We have analyzed >1000 zircons from 9 volcanic, 6 intrusive, and 10 detrital samples. To assess spatial and temporal trends, samples span Iceland’s history (15.5 Ma to present) and tectonomagmatic settings (e.g. on vs. off rift). Volcanic samples are valuable for focused study of environment (e.g. rift-effect); detrital samples define an “Iceland-type” zircon population, globally-distinct in composition (e.g. Y, Yb, Nb, Hf; cf. Grimes et al. 2007).
Icelandic zircons are strikingly low in δ18O, a feature commonly attributed to hydrothermal alteration of source material by meteoric water (less commonly, as evidence of a unique mantle, e.g. Thirwall et al. 2006). Of 710 oxygen analyses (average 3.0 ‰), 695 fall below the mantle range (5.3 +/- 0.3 ‰). Despite pronounced cooling through Iceland's climate history (warm-temperate to full glaciation), we see no evidence in the zircon record for changing δ18O with time.

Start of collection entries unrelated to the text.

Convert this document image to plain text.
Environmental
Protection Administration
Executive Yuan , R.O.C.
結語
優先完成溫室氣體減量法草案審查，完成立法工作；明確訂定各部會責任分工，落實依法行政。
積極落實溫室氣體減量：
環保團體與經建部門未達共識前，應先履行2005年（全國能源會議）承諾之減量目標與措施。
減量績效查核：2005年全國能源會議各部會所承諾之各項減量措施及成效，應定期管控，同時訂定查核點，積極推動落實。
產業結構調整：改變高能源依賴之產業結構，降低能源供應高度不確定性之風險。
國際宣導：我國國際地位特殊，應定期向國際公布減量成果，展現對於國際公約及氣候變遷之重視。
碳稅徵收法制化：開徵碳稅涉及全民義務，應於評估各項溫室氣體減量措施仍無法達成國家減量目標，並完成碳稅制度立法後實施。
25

Most (367 of 376) Hf analyses fall within a continuous range of 10-17 εHf (average 13.4; low outliers). We see a correlation between tectonic setting and εHf in active systems (13-16 on-rift; 10-13 off-rift), but this relationship is obscured in extinct systems. Unlike O, Hf isotopes decrease with time; we hypothesize that coupled U-Pb ages and εHf will help better-constrain tectonomagmatic settings for Iceland’s older magmatic centers. Sparse yet tantalizing zircons (anomalously old, high δ18O, low εHf) prompt future investigation into non-juvenile explanations of Iceland’s unique magmas.